Worked Example (abbreviated)
To anchor the format, here's a short input and the structure of the output. Real outputs run longer.
Input draft (3 sentences, AI-flavored):
In today's fast-paced world, AI is transforming the insurance landscape. It's not just a technology shift, it's a complete paradigm shift. Furthermore, agents who fail to leverage these tools will be left behind.
CLEANED DRAFT
AI is changing how insurance gets sold. Agents who don't pick up the tools now are going to lose accounts to the ones who did.
FLAGS
Tier 1:
- Throat-clearing opener: "In today's fast-paced world" → cut
- Antithesis tic: "It's not just a technology shift, it's a complete paradigm shift" → cut and replace with concrete claim
- Verb: "leverage" → "pick up"
- Noun cluster: "landscape," "paradigm shift" → cut both
Tier 2:
- Transition robot: "Furthermore" → cut
Tier 3:
- "transforming": removal test failed (filler intensifier) → "changing"
VOICE DRIFT CHECK
- Sounds like Ryan: yes (short, direct, punchy)
- Specifics intact: partial. Original was already vague on tools. Rewrite stays at that level. Flag: a fuller draft should name the tools.
- Personality preserved: yes (the "lose accounts to the ones who did" line has bite)

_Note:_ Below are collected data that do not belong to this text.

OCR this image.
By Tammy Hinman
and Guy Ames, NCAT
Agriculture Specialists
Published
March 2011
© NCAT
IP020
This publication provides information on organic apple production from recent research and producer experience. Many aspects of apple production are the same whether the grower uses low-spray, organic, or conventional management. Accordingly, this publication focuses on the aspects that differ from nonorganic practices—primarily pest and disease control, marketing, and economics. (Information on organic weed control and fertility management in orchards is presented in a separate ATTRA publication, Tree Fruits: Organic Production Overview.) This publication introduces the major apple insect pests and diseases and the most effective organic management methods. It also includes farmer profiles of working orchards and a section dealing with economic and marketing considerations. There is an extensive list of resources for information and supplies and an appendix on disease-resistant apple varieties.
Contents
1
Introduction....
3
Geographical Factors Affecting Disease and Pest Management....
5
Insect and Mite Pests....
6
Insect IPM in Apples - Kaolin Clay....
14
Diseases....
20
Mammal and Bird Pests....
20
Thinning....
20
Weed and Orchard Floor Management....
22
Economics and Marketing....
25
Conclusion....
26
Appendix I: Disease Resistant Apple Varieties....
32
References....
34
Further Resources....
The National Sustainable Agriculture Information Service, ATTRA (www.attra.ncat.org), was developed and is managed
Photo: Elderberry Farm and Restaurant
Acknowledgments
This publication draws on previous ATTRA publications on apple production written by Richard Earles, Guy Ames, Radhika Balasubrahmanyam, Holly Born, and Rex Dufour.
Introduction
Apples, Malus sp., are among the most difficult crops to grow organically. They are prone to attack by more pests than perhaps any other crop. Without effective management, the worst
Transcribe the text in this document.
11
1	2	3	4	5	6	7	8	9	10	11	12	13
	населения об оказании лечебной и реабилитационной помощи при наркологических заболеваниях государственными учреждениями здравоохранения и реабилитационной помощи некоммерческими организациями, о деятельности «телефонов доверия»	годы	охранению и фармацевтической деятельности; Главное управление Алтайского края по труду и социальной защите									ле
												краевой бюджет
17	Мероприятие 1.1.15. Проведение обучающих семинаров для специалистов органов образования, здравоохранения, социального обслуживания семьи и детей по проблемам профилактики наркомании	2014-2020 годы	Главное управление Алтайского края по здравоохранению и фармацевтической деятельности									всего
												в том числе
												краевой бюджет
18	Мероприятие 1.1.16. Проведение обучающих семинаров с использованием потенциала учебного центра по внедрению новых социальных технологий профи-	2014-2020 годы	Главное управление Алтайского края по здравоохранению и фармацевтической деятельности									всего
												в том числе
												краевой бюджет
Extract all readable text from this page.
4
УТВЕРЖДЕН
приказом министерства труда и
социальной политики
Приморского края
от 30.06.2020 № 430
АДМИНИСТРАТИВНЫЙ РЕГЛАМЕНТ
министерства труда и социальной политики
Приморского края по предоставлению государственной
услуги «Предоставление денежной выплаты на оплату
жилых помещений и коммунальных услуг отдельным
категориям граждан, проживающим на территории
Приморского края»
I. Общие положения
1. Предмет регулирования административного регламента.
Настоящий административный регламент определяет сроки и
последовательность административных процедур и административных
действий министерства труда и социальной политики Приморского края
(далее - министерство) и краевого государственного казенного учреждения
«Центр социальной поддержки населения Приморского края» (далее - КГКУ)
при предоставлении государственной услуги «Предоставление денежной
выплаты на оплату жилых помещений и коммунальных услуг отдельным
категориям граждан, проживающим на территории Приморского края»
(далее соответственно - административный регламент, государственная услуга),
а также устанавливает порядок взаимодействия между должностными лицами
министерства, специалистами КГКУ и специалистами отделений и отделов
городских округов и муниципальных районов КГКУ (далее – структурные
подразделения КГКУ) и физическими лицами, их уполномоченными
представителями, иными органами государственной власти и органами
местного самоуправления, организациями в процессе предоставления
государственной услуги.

- Point of view present: yes
- Rhythm preserved: yes
PROPOSED ADDITIONS: none this run.
Coordination with other skills
This skill runs independently from the Diamond Content Filter. Both can fire on the same draft. The Diamond Filter does three-stage editorial refinement on substance, structure, and voice. This skill does AI-tell detection and surgical rewriting. They do different jobs.
If both skills run on the same draft, run Diamond first, then run this skill on the Diamond output. The Diamond Filter shapes the piece. Antipatterns scrubs it.
Do not skip this skill just because Diamond ran. Diamond does not catch all AI tells. This is a separate quality gate.
Failure modes to watch for
- Overcorrection. Stripping voice along with tells. Catch this with the voice drift check.
- False positives on Tier 3. Skipping the removal test and flagging legitimate uses of "critical" or "essential." Always run the test.